Accueillir la détresse ne signifie pas chercher à la résoudre. Cela peut commencer par des gestes modestes : laisser un silence, valider ce qui est dit, normaliser les émotions dans les circonstances vécues, ou encore offrir un choix.
Ces gestes peuvent paraître simples, mais ils exigent un véritable engagement émotionnel de la part du thérapeute. Car, comme nous l’avons souligné, la détresse circule et vient aussi nous toucher, soignants.

C’est pourquoi nous insistons sur l’importance de l’auto-préservation : reconnaître nos limites, demander du soutien, créer des espaces d’échanges entre pairs, pour éviter que l’épuisement ne s’installe et pour continuer à générer des pistes de discussions et de traitements. Le système de soin actuel ne facilite pas toujours ces espaces, mais cela rend d’autant plus précieuses les initiatives collectives pour les faire exister.

La réflexivité comme ressource professionnelle

Face à ces enjeux, la pratique clinique réflexive prend tout son sens. Elle permet entre autres de :

  • Prendre conscience de nos réactions cognitives, émotionnelles, physiques et comportementales automatiques.

  • Identifier les situations qui nous mettent en difficulté, afin de mieux nous y préparer.

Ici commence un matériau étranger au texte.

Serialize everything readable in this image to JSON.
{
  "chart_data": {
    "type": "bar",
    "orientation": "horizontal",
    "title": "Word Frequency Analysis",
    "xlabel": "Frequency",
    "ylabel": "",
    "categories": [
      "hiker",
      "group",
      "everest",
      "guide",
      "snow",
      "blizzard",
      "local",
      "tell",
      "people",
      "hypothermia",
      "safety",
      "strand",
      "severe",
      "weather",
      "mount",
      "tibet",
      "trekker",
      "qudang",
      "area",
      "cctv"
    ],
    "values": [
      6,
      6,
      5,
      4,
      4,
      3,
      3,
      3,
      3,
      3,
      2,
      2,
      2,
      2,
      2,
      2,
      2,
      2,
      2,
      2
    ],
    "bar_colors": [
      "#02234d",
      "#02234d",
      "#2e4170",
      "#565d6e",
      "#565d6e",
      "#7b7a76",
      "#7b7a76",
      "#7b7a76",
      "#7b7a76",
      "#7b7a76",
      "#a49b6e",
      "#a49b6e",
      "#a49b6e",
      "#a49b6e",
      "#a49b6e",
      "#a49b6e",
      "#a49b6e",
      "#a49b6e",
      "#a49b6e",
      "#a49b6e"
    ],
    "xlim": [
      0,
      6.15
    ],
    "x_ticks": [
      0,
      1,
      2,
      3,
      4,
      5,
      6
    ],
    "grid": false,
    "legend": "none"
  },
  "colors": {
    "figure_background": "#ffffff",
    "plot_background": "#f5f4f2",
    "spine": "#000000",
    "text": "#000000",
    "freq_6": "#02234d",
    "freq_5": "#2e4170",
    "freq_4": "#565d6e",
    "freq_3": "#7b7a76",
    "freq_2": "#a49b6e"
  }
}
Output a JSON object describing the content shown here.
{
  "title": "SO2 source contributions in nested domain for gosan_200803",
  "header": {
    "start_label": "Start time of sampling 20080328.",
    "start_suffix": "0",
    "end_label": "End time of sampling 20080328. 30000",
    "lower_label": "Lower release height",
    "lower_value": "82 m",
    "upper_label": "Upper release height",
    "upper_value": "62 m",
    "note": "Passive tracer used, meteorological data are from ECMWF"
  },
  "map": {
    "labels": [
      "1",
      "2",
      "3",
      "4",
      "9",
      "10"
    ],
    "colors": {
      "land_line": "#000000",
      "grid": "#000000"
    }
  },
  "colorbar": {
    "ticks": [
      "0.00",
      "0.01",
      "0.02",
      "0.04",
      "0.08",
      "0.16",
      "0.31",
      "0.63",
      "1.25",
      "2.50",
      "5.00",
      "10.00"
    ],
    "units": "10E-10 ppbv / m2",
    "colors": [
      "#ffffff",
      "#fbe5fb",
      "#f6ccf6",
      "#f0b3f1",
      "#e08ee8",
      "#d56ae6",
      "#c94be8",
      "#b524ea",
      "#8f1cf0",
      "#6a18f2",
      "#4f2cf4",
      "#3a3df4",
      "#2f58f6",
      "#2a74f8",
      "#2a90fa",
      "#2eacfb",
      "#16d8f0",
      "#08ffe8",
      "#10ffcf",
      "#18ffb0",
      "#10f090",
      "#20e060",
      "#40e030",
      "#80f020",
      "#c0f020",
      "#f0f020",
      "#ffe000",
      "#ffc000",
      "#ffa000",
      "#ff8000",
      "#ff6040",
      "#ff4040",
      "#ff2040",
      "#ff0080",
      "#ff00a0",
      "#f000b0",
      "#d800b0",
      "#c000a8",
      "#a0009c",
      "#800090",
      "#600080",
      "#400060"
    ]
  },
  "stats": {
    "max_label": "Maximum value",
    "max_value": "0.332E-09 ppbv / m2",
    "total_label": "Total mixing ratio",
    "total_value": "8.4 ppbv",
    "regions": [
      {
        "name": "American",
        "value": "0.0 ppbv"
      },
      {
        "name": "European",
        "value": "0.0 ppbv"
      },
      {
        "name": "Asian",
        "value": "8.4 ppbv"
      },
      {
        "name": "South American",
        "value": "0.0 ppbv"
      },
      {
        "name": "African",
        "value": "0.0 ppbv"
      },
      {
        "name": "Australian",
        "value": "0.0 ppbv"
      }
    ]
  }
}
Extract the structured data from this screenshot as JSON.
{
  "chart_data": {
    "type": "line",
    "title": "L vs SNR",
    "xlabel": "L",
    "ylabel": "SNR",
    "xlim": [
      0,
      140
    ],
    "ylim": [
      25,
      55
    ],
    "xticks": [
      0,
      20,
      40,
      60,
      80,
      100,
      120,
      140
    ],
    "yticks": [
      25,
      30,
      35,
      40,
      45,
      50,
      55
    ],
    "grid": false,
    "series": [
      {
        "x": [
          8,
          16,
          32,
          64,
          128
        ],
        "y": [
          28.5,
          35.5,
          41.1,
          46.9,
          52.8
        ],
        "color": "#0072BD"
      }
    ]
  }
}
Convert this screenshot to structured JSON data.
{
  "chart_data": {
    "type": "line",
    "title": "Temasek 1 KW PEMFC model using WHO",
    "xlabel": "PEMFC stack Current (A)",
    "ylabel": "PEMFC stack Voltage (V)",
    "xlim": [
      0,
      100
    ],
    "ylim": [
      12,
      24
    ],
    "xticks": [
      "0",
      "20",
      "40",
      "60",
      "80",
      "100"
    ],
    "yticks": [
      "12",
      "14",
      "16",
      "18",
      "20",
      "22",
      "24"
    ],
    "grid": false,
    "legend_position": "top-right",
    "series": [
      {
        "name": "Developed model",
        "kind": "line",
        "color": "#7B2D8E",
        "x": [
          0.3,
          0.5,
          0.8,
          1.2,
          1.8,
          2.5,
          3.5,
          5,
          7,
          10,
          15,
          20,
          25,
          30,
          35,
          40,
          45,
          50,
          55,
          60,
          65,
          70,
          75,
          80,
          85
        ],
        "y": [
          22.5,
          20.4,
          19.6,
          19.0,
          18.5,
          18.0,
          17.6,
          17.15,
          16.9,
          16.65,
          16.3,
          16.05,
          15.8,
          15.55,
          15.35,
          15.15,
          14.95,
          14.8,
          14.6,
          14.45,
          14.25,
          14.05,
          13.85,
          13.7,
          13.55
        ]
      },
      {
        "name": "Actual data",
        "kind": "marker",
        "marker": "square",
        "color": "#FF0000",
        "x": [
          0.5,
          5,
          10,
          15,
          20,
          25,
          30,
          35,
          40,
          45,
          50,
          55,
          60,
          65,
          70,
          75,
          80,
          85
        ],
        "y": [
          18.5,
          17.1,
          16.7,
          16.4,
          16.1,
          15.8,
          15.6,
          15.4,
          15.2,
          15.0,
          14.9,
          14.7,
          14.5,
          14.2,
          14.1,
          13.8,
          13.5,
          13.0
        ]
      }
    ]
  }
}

  • Expérimenter de nouvelles réponses, mieux ajustées, en accueillant l’inconfort associé.

  • Préserver notre engagement et notre bien-être professionnel, limitant ainsi le risque de burn-out.

  • Contribuer à une culture de soin plus humaine, consciente de sa complexité émotionnelle, pour un développement collectif.

Il ne s’agit donc pas d’être parfait ni de toujours bien faire, mais d’apprendre à faire avec ce qui est là — en nous, et chez l’autre.
Apprendre à reconnaître et à être en présence de la détresse.